Judul Buku : Tuhan Tidak Perlu Dibela
Penerbit : IRCISoD
Cetakan : II, Januari 2020
Tebal Buku : xliv + 361 Halaman
Peresensi : Slamet Makhsun
Mahasiswa Fakultas Ushuludin dan Pemikiran Islam UIN Sunan Kalijaga
Sosok Gus Dur, memang tiada habis untuk dibicarakan. Semasa hidup sampai setelah wafat, gagasan pemikirannya masih tetap ada dan eksis. Tak cuma gagasan pemikirannya yang sering ‘diziarahi’, makamnya yang terletak di komplek Pondok Pesantren Tebuireng juga ramai setiap hari oleh para peziarah. Umat Islam dan umat agama lain juga banyak yang ziarah. Bukti bahwa banyak orang yang mencintai dan menghormati Gus Dur.

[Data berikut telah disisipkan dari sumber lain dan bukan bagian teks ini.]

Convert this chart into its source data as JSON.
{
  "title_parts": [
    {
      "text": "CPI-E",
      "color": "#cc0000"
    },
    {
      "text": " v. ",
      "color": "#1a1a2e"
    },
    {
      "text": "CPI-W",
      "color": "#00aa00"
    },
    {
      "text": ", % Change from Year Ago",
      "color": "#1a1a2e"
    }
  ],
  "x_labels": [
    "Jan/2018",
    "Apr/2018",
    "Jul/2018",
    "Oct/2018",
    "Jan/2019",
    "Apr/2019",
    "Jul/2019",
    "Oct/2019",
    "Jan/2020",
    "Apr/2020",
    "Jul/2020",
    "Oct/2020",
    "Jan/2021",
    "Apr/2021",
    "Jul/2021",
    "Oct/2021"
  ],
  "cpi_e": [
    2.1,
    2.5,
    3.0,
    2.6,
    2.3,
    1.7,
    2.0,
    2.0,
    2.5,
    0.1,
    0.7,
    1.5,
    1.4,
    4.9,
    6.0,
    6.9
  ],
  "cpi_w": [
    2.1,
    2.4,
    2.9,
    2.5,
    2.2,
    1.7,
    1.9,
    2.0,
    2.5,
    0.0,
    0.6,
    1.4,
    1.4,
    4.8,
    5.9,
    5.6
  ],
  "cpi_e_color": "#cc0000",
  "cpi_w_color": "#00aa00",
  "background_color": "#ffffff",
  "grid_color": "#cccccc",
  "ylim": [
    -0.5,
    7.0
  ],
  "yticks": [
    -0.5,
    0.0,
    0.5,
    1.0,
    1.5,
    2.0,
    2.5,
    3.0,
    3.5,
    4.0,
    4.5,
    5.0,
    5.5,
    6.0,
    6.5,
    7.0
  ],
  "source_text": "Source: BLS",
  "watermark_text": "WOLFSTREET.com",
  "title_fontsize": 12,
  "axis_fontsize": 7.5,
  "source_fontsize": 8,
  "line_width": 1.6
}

Banyak orang yang merasa berhutang budi sama Gus Dur, terlebih masyarakat kecil dan minoritas. Seperti halnya masyarakat keturunan Cina, etnis Tionghoa. Mereka ingin Konghucu diakui sebagai agama resmi negara. Padahal, waktu itu segala hal yang berbau Cina sangat sensitif ditelinga masyarakat Indonesia. Buktinya, pada masa pelengseran Suharto sebagai presiden, etnis Tionghoa juga ikut menjadi korban. Mereka dijarah, dibakar toko dan rumahnya, bahkan yang dibunuh juga ada. Termasuk pembakaran-pembakaran perusahaan milik etnis Tianghoa.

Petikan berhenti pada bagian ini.